None of these players, and none of the 78-strong field at the 2014 Lacoste Ladies Open de France, was born when France won the World Team Amateur Ladies Championship on 4 October 1964. In Saint-Germain, where the first edition of the event was held, the young French trio of Claudine Cros, Brigitte Varangot and Catherine Lacoste cruised to a one-shot victory over the United States to lift the Espirito Santo trophy. As the icing on the cake, then 19-year-old Catherine Lacoste took low individual honors alongside an American competitor. “This was the time when high level women’s golf really started to develop across the world,” assesses the daughter of tennis champion René Lacoste and golfing great Simone Thion de la Chaume, who played a key role in the success of Chantaco, founded by the latter’s father back in 1928.
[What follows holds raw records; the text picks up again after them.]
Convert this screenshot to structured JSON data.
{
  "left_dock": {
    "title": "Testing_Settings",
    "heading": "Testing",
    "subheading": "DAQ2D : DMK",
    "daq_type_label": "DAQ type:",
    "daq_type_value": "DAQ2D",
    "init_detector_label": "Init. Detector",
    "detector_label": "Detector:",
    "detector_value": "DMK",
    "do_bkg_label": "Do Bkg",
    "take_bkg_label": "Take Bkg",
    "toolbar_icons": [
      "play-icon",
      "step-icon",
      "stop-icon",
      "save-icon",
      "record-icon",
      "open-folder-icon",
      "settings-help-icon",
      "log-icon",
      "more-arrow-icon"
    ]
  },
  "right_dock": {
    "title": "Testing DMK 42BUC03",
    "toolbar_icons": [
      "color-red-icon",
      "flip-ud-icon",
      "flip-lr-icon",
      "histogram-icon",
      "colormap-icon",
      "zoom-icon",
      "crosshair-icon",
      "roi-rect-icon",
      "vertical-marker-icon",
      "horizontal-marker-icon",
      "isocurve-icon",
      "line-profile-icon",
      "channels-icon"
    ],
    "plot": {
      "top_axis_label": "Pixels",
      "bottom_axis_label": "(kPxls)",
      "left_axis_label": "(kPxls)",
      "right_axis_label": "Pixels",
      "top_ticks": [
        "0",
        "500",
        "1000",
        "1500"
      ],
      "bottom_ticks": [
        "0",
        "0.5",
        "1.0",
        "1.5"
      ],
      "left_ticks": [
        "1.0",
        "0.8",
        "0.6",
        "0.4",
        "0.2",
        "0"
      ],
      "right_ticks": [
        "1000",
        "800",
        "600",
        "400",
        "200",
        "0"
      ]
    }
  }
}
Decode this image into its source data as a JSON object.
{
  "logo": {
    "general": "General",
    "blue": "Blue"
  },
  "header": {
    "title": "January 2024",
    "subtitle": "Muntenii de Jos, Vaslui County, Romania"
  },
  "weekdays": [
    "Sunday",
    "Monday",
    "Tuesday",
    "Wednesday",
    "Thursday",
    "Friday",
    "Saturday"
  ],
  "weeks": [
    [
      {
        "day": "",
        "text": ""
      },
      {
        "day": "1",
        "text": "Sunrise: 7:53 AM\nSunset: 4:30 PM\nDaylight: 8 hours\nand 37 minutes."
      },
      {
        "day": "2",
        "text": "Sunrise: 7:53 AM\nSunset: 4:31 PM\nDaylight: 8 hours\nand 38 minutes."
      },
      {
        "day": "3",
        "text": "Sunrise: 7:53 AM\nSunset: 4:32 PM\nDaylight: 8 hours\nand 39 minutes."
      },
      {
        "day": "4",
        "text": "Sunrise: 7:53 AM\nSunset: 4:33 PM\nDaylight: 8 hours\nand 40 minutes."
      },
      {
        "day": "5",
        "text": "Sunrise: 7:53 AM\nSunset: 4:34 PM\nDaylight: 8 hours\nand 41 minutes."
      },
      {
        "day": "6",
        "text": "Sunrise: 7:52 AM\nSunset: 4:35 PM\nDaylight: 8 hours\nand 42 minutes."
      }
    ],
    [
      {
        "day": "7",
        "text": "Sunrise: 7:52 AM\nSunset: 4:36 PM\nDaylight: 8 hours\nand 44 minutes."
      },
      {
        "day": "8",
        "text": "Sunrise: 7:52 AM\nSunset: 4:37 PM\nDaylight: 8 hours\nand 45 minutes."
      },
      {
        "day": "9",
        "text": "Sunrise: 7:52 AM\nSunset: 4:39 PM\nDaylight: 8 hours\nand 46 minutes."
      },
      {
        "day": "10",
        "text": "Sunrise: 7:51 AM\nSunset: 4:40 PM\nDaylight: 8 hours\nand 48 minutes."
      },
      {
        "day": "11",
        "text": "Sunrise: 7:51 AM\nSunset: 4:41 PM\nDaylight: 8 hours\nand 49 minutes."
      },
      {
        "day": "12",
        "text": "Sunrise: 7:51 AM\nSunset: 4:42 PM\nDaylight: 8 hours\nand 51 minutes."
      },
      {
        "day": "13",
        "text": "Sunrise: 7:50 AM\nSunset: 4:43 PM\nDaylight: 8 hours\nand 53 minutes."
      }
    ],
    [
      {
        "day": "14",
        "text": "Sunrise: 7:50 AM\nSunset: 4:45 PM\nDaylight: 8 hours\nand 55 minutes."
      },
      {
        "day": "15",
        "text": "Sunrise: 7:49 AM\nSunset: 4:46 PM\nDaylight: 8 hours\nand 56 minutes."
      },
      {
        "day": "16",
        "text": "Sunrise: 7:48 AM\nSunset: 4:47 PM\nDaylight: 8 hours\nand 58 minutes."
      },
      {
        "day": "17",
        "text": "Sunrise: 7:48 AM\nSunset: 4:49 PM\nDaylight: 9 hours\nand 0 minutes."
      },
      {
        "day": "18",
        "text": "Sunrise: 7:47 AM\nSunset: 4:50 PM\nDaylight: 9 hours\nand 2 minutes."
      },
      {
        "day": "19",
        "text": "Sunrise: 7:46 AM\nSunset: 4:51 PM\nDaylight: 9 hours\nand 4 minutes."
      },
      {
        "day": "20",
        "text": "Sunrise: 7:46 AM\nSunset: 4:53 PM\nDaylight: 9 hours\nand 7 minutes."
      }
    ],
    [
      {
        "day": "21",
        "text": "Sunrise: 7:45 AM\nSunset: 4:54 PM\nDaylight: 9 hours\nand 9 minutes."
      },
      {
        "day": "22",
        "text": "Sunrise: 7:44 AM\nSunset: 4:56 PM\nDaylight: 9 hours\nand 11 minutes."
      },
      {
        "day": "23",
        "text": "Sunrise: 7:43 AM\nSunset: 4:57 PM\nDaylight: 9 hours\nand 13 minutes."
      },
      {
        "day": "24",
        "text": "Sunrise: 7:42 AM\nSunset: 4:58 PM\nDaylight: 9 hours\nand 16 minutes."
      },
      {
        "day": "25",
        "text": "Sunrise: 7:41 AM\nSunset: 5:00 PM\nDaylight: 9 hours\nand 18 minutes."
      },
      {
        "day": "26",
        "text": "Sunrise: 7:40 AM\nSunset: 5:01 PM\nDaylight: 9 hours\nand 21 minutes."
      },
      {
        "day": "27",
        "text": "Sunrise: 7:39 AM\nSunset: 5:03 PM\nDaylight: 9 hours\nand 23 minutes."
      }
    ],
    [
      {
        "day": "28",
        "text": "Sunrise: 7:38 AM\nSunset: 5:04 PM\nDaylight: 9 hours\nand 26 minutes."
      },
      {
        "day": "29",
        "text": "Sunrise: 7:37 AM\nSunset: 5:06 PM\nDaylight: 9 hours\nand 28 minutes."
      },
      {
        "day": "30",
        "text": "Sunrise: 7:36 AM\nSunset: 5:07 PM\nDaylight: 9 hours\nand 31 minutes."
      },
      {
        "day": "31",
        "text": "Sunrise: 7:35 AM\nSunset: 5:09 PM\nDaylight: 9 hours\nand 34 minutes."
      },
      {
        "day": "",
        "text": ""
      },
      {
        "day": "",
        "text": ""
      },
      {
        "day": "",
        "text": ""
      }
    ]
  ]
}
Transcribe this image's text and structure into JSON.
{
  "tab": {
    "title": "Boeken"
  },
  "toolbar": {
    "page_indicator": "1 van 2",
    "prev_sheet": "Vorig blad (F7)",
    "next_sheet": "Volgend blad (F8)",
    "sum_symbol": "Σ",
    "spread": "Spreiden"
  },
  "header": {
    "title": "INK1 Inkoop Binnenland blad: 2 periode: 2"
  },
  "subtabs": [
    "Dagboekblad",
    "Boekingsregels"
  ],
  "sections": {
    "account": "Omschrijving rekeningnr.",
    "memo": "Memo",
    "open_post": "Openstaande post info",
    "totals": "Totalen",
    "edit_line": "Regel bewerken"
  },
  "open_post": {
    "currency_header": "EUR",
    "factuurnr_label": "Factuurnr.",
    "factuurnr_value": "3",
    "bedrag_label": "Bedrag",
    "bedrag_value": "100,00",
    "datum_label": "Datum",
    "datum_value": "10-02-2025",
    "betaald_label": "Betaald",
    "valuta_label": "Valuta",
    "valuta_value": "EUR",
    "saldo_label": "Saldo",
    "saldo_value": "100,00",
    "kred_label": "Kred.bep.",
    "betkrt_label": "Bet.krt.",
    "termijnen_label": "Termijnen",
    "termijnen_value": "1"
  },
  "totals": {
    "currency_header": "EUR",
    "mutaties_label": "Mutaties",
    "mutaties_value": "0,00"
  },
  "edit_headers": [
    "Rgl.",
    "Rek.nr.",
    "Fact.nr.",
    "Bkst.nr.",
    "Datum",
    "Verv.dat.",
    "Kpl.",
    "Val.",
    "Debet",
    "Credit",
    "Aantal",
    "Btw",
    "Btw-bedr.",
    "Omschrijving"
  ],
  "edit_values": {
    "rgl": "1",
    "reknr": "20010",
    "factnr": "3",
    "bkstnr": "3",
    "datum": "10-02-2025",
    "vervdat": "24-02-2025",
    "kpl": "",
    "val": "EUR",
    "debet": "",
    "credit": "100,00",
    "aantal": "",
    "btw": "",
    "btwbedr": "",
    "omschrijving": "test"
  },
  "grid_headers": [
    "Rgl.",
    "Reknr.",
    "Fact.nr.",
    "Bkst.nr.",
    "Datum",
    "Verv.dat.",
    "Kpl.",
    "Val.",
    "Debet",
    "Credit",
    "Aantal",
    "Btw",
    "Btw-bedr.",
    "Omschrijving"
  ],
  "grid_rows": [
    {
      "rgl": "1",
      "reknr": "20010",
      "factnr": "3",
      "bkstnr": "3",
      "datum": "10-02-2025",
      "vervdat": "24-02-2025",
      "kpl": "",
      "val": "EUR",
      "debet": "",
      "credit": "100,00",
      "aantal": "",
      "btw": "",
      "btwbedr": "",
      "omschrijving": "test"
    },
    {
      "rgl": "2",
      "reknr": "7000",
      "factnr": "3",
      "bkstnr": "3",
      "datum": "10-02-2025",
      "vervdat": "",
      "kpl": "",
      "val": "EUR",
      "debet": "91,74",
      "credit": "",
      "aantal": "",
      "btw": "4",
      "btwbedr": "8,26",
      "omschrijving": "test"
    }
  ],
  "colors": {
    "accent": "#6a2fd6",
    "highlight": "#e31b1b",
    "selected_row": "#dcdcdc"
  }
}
Although she never turned professional, Catherine Lacoste has some of golf’s most illustrious titles to her name, both amateur and pro: the 1967 U.S. Women’s Open, the 1968 Western Amateur, the 1969 US and British Amateurs, a fine collection of French Championships, and ten or so European Team Championships as a player or a captain. “Brigitte and Claudine were wonderful players as well, and we were a small group of golfers used to winning regularly, and all over the world. I recognise ourselves in all the young French players of today. With the bonus of spending four years in the American colleges, they quickly turn into ambitious and young golfers on the world stage,” says Catherine Lacoste. She remains close to her fellow Frenchwomen, most notably through Porosus, an endowment fund created by members of the Lacoste family, which provides financial help to selected local talents. In a month time, the great lady of French golf will be a careful witness of the third edition of the Lacoste Ladies Open de France to take place in her home of Chantaco.